Following tonight's game with the lowly Cavaliers, winners of only two of 13 games last month, the Bullets will begin the toughest part of their season.

They will play in Philadelphia Wednesday, return home to face the Los Angeles Lakers Friday night and Denver Sunday afternoon, then embark on a two-week, six-game West Coast trip.

"It would be nice if we had a little cushion when we go out West," said Greg Ballard, the team's top scorer with a 20-point average. "We've been playing well and now that we're over .500 we want to stay there."

Although most coaches shudder at the thought of long trips, Shue admits that he doesn't have that concern with his young group.

"We've played very well on the road," Shue said. "On our last West Coast trip, we won two of three and lost in Los Angeles by four points. If we can keep working hard on defense and executing our plays we'll be all right."

The Bullets have defeated Cleveland three straight times this season, twice in Richfield, Ohio, following a 94-87 victory here Dec. 5. Ballard has been the most consistent scorer, getting 64 points in the three games.

The Cavaliers have been in a state of chaos all season with a coaching change and players shuffling in and out. After they lost 14 of their first 18 games, owner Ted Stepien moved Don Delaney from coach to general manager and hired Philadelphia assistant Chuck Daly to coach the team.

Since Daly took charge, the Cavaliers have won only four of 24 games, and Stepien has come close to firing his third coach in 1 1/2 seasons because Daly insists he doesn't have the talent to make the playoffs.

"I think I have spent enough money," said Stepien, who paid $800,000 for forward Scott Wedman, $700,000 for center James Edwards and $350,000 for guard Bobby Wilkerson.

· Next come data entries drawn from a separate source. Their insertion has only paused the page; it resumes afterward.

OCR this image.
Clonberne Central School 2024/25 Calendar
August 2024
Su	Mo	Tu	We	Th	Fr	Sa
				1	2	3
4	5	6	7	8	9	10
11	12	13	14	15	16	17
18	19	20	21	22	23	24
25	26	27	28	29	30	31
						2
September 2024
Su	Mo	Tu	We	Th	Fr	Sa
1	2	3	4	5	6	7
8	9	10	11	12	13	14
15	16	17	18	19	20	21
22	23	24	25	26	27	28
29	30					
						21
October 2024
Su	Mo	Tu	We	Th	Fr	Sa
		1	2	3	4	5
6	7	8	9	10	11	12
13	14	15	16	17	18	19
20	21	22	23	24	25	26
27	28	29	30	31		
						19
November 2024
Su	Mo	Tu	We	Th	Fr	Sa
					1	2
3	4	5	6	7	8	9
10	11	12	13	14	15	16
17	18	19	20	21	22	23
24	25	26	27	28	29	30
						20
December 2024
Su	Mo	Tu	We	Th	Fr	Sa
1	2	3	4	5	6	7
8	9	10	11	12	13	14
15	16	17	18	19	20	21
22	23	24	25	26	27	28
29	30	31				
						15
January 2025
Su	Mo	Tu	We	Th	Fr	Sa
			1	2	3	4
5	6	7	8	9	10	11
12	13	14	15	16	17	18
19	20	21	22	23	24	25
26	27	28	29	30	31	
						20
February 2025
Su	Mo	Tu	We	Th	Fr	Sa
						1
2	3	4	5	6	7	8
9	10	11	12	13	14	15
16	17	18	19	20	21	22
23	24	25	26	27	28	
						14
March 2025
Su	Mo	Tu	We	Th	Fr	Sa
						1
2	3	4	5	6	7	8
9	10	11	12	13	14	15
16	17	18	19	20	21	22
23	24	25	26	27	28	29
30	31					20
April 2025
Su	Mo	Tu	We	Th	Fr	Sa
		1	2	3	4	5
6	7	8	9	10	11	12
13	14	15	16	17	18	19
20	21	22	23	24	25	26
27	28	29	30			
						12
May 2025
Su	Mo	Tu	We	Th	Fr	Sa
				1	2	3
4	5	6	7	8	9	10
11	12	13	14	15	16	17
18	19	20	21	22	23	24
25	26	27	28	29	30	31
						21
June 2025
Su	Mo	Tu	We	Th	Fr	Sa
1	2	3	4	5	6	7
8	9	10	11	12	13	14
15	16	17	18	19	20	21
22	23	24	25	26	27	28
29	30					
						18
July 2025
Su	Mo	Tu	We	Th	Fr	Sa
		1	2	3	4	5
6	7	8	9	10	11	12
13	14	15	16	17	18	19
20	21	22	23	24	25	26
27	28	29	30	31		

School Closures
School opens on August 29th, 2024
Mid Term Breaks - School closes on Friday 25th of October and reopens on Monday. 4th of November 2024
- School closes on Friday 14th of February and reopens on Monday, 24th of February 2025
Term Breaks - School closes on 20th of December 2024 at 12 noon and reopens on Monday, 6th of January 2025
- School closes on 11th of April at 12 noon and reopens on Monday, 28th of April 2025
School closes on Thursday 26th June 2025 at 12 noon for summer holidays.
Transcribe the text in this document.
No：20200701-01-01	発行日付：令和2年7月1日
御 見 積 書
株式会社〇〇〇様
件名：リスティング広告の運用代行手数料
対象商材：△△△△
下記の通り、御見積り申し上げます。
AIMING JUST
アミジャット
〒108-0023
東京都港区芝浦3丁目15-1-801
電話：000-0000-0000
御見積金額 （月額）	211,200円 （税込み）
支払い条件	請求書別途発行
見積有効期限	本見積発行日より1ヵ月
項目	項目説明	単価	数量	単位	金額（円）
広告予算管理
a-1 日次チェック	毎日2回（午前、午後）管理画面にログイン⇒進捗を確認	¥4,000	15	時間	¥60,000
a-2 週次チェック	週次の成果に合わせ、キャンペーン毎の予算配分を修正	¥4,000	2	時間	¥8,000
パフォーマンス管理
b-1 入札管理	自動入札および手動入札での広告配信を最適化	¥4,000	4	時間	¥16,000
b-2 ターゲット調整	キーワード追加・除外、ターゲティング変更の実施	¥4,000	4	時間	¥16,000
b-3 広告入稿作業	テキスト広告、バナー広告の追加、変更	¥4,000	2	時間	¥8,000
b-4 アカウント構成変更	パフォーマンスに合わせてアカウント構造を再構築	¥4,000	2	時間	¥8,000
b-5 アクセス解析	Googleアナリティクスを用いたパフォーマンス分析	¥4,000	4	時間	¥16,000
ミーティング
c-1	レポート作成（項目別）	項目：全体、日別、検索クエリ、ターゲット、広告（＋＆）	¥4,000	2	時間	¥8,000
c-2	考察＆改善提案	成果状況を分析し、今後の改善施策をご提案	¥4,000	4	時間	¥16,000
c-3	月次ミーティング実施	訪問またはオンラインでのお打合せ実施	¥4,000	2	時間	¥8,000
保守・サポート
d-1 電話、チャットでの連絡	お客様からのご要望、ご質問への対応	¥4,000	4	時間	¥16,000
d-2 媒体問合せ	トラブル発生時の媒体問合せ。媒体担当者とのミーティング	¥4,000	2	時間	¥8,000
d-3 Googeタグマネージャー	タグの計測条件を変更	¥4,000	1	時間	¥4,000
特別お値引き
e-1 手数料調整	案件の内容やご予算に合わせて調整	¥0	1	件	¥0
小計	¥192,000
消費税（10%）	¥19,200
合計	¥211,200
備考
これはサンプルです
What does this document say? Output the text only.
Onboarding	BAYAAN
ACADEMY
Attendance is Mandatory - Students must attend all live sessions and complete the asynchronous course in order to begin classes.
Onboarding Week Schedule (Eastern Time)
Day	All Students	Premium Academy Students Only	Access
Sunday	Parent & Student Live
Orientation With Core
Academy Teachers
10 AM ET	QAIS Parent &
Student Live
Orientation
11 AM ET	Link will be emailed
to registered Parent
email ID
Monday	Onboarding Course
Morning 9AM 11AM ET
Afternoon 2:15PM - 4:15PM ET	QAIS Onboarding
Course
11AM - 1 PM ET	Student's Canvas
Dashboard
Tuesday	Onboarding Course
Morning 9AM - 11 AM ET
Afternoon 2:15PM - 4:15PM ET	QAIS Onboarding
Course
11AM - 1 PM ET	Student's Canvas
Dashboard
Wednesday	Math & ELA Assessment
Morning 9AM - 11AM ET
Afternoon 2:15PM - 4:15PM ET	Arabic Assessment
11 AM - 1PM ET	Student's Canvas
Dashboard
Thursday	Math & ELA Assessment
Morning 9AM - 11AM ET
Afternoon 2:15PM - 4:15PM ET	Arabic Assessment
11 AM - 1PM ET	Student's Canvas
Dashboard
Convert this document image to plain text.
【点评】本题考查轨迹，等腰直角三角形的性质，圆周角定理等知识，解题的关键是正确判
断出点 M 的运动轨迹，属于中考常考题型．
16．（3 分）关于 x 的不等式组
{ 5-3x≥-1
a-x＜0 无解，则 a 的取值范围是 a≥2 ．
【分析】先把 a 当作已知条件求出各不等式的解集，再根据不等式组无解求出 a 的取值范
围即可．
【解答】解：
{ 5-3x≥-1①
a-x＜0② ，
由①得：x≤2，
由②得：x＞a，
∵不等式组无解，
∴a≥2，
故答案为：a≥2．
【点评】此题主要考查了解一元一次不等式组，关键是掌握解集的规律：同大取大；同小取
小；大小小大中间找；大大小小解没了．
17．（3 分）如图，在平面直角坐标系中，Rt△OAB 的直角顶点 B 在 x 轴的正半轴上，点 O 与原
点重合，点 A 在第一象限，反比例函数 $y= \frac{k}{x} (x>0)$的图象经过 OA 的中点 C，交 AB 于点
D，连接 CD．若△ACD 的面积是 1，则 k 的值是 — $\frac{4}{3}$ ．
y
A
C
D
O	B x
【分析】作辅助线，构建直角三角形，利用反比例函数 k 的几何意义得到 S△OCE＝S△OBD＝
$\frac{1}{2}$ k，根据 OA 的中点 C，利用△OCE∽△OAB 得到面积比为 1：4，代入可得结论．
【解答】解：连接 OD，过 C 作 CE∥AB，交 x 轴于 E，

"I am putting the lid on deals," the owner said last week. "We have the talent to win. Unless there is something we just can't turn down, there will be no more trades."

Daly, who knows talent from his five seasons with the 76ers, maintains that a starting lineup of Reggie Johnson and Kenny Carr at forwards, Geoff Huston and Ron Brewer in the back court and Edwards at center isn't good enough to make up the 12 or so games needed to get into the playoffs.

"Just because a guy spends a lot of money for someone doesn't mean that player has what it takes to win," the coach said. "We're doing what we can, but it's been a very disruptive season.

"I talk to him socially," Daly said when asked about reports that he wasn't talking to his boss. "I just don't want to get into strategy discussions with him. I don't want to hear how many minutes certain players should be used."

After meeting with Daly last week, Stepien said it became evident that the coach didn't believe the team had the talent to gain a playoff spot.

"I'm sorry we didn't have more time to cover that before he accepted the position," the owner said. "I feel we've got the horses. It's up to Chuck Daly to drive the most wins out of them he can."

Carr, a former North Carolina State star from De Matha High School, has been Cleveland's most consistent performer, leading the team in rebounding the last nine games and averaging 15 points.

The biggest surprise recently has been the play of Huston, who had 24 points and 27 assists in a 110-106 victory over Golden State.